__m128i Index = _mm_setzero_si128(); Index = _mm_blendv_epi8(Index, _mm_add_epi8(Index, _mm_set1_epi8(1)), P0, _mm_set1_epi8(255)); Index = _mm_blendv_epi8(Index, _mm_add_epi8(Index, _mm_set1_epi8(2)), P1, _mm_set1_epi8(255)); Index = _mm_blendv_epi8(Index, _mm_add_epi8(Index, _mm_set1_epi8(4)), P2, _mm_set1_epi8(255)); Index = _mm_blendv_epi8(Index, _mm_add_epi8(Index, _mm_set1_epi8(8)), P3, _mm_set1_epi8(255)); _mm_storeu_si128((__m128i*)(LinePD + X), _mm_shuffle_epi8(Lut128, Index));
Also, observing this C language peculiarity again, we can modify the above C code as:
int Index = 0; Index += (1 & P0); Index += (2 & P1); Index += (4 & P2); Index += (8 & P3); LinePD[X] = Lut[Index];
That is to say, we can directly use bitwise operation to replace that judgment, so that the corresponding SSE instruction can also be modified as the following code:
__m128i Index = _mm_setzero_si128(); Index = _mm_add_epi8(Index, _mm_and_si128(_mm_set1_epi8(1), P0)); Index = _mm_add_epi8(Index, _mm_and_si128(_mm_set1_epi8(2), P1)); Index = _mm_add_epi8(Index, _mm_and_si128(_mm_set1_epi8(4), P2)); Index = _mm_add_epi8(Index, _mm_and_si128(_mm_set1_epi8(8), P3)); // You can implement a lookup table directly with shuffle _mm_storeu_si128((__m128i*)(LinePD + X), _mm_shuffle_epi8(Lut128, Index));
This is also about a 30% performance improvement over the original SSE code.

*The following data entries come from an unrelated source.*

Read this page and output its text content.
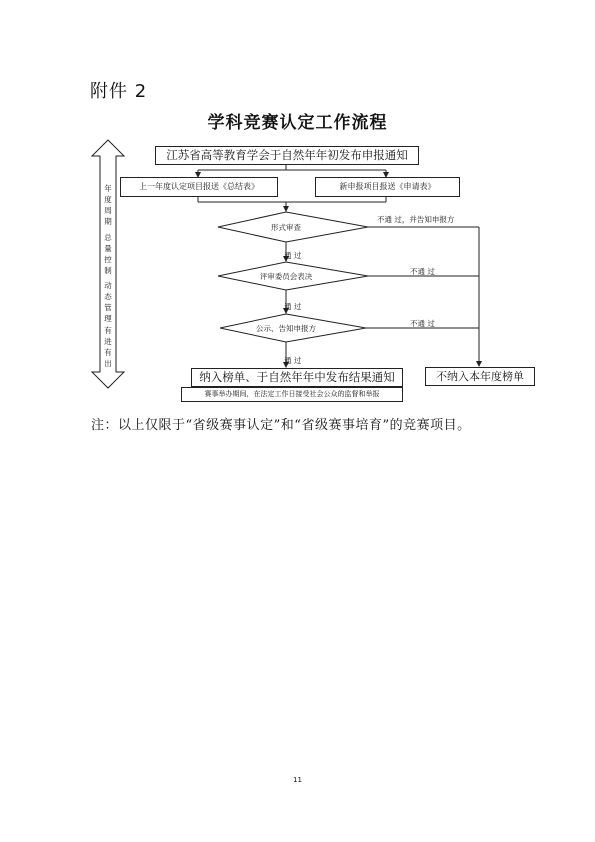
附件 2
学科竞赛认定工作流程
江苏省高等教育学会于自然年年初发布申报通知
上一年度认定项目报送《总结表》	新申报项目报送《申请表》
形式审查
评审委员会表决
公示、告知申报方
通 过
通 过
通 过
不通 过，并告知申报方
不通 过
不通 过
纳入榜单、于自然年年中发布结果通知
赛事举办期间，在法定工作日接受社会公众的监督和举报
不纳入本年度榜单
年度周期
总量控制
动态管理
有进有出
注：以上仅限于“省级赛事认定”和“省级赛事培育”的竞赛项目。
11
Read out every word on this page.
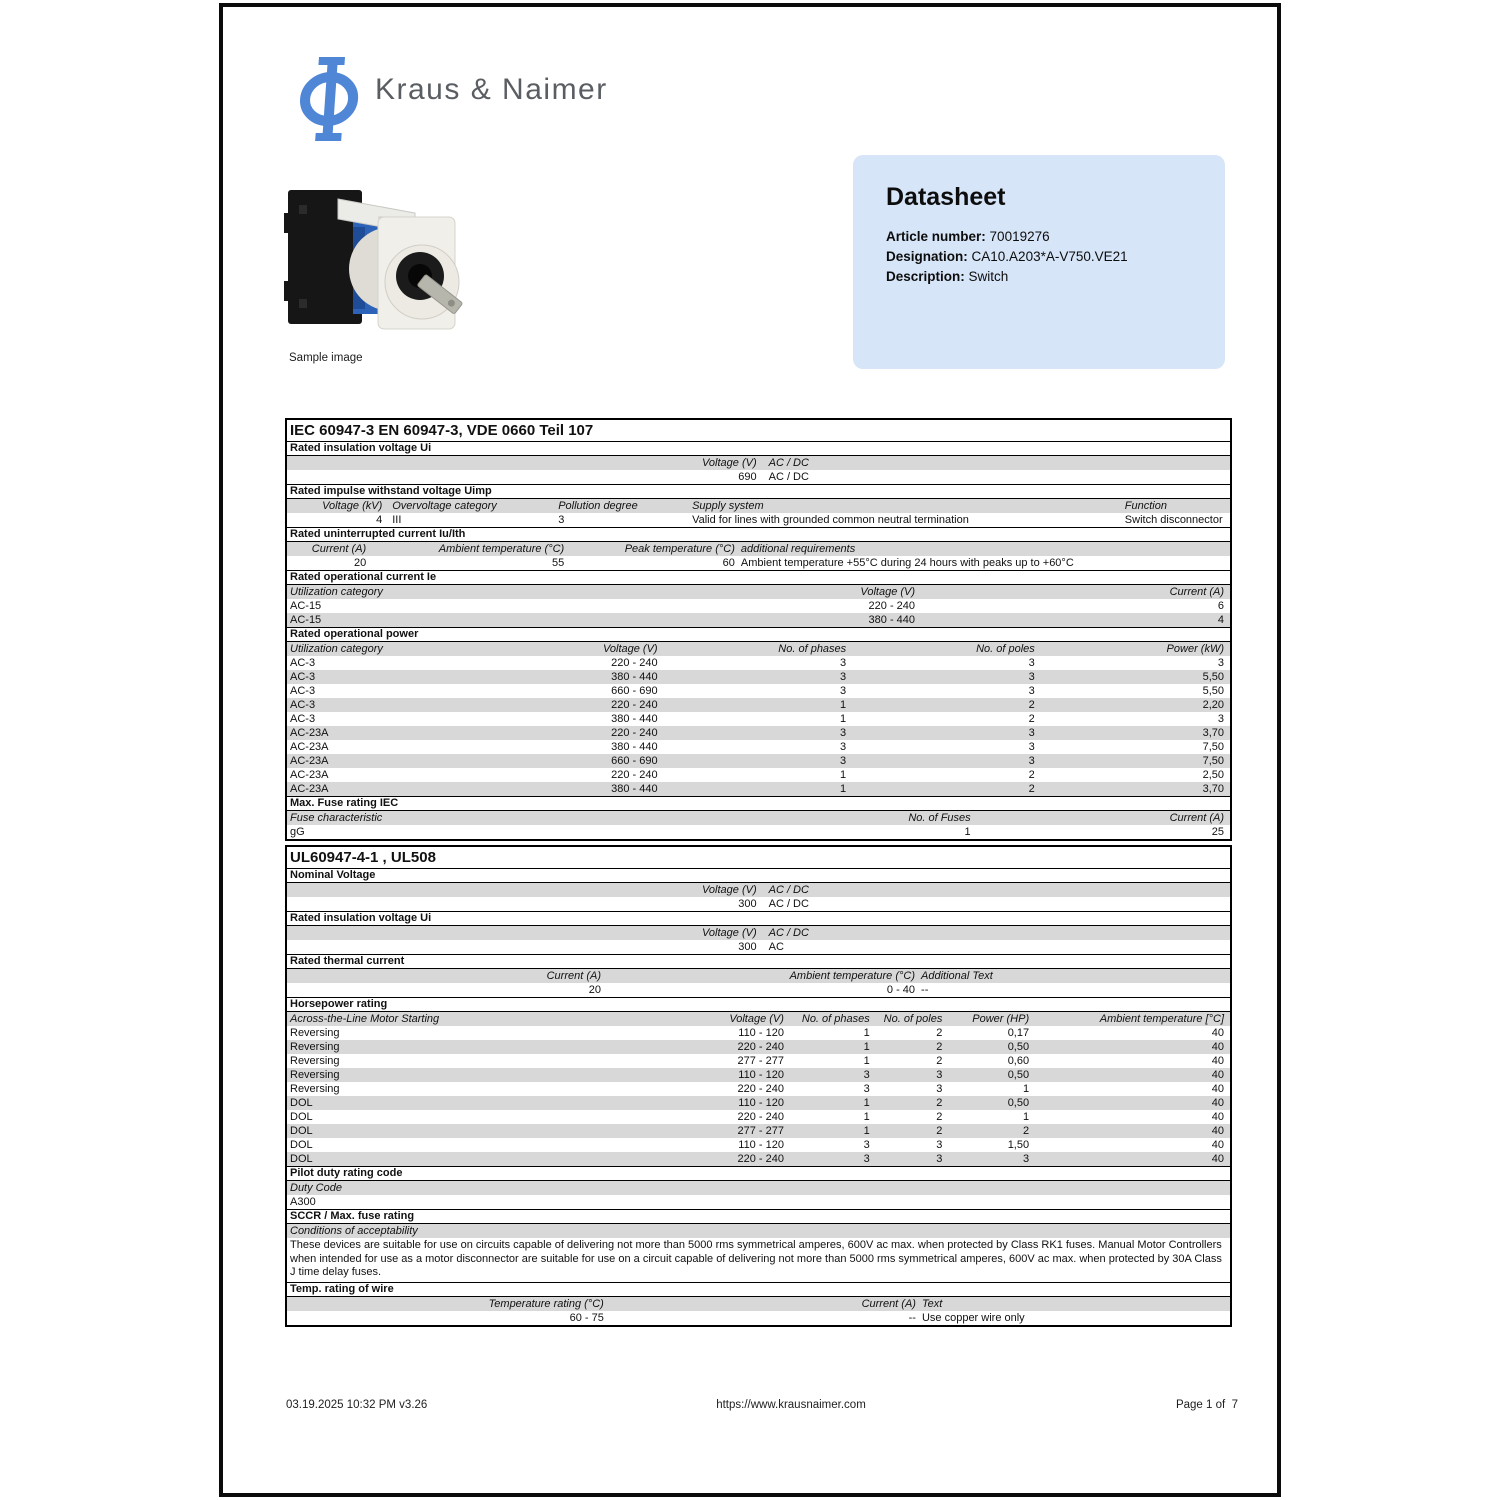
Kraus & Naimer
Sample image
Datasheet
Article number: 70019276
Designation: CA10.A203*A-V750.VE21
Description: Switch
IEC 60947-3 EN 60947-3, VDE 0660 Teil 107
Rated insulation voltage Ui
Voltage (V)	AC / DC
690	AC / DC
Rated impulse withstand voltage Uimp
Voltage (kV) Overvoltage category	Pollution degree	Supply system	Function
4 III	3	Valid for lines with grounded common neutral termination	Switch disconnector
Rated uninterrupted current Iu/Ith
Current (A)	Ambient temperature (°C)	Peak temperature (°C) additional requirements
20	55	60 Ambient temperature +55°C during 24 hours with peaks up to +60°C
Rated operational current Ie
Utilization category	Voltage (V)	Current (A)
AC-15	220 - 240	6
AC-15	380 - 440	4
Rated operational power
Utilization category	Voltage (V)	No. of phases	No. of poles	Power (kW)
AC-3	220 - 240	3	3	3
AC-3	380 - 440	3	3	5,50
AC-3	660 - 690	3	3	5,50
AC-3	220 - 240	1	2	2,20
AC-3	380 - 440	1	2	3
AC-23A	220 - 240	3	3	3,70
AC-23A	380 - 440	3	3	7,50
AC-23A	660 - 690	3	3	7,50
AC-23A	220 - 240	1	2	2,50
AC-23A	380 - 440	1	2	3,70
Max. Fuse rating IEC
Fuse characteristic	No. of Fuses	Current (A)
gG	1	25
UL60947-4-1 , UL508
Nominal Voltage
Voltage (V)	AC / DC
300	AC / DC
Rated insulation voltage Ui
Voltage (V)	AC / DC
300	AC
Rated thermal current
Current (A)	Ambient temperature (°C) Additional Text
20	0 - 40 --
Horsepower rating
Across-the-Line Motor Starting	Voltage (V)	No. of phases	No. of poles	Power (HP)	Ambient temperature [°C]
Reversing	110 - 120	1	2	0,17	40
Reversing	220 - 240	1	2	0,50	40
Reversing	277 - 277	1	2	0,60	40
Reversing	110 - 120	3	3	0,50	40
Reversing	220 - 240	3	3	1	40
DOL	110 - 120	1	2	0,50	40
DOL	220 - 240	1	2	1	40
DOL	277 - 277	1	2	2	40
DOL	110 - 120	3	3	1,50	40
DOL	220 - 240	3	3	3	40
Pilot duty rating code
Duty Code
A300
SCCR / Max. fuse rating
Conditions of acceptability
These devices are suitable for use on circuits capable of delivering not more than 5000 rms symmetrical amperes, 600V ac max. when protected by Class RK1 fuses. Manual Motor Controllers when intended for use as a motor disconnector are suitable for use on a circuit capable of delivering not more than 5000 rms symmetrical amperes, 600V ac max. when protected by 30A Class J time delay fuses.
Temp. rating of wire
Temperature rating (°C)	Current (A) Text
60 - 75	-- Use copper wire only
03.19.2025 10:32 PM v3.26	https://www.krausnaimer.com	Page 1 of  7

For a table of 512 elements, the situation will be different, because the index value is greater than 255, so it is no longer possible to use the byte type to save the index obtained after accumulation, at least the ushort type, but then, the first 8 positions of the index will not be added up beyond the byte type, so the first 8 positions can still be processed at one time 16 pixels, to the last position, the separate conversion to 16 bits, and then use 2 times 16 data processing instructions, you can get 16 bytes corresponding to the lookup table index at once.
But at this time, because the table size is 512 hours, so it is no longer possible to use SSE to optimize this table lookup function, only to extract the index value individually, and then use ordinary C language to execute the code. If the CPU can support AVX2, then AVX2 can be used to look up the table directly, but there is a lot of modification work to be done.
We test that for a table of 512 elements, the optimized SSE instruction takes less than 2ms to process a 3000*2000 bipartite graph, which is still quite fast.
Search matlab code, in addition to bweuler and bwarea within the use of bwlookup, in addition to bwmorph is also a large number of bwlookup, and are using the 512 elements of the table, that is to say, the use of 3 * 3 field, we look at the bwmorph help file, there are a lot of related content:
These corresponding lookup tables can be found in files beginning with lut in the MATLAB\R2023b\toolbox\images\images\+images\+internal directory, e.g., the table for this clean has the following contents:
The contents of these tables are designed ahead of time and can then be called many times over to get some sort of effect.
In general, the effect of this 3*3 domain operator does not change after a certain number of iterations.
We can also see some common operators in morph, such as this remove to get the boundary of the binary image, this majority can smooth out the noise (and the effect of that majority specifically in my blog is still different).
Original image removemajority
fatten skeleton thin
Personally feel that this method is still very helpful in dealing with some of the more complex domain information, especially not convenient to write one by one with the judgment conditions, if you can get the table out in advance, then the efficiency can be greatly improved.
This algorithm is also integrated in the personal SSE Demo, whose content is in Binary(Binary Processing)--"Processing(Post-Processing)-->> Morph(Morphology), for those who are interested.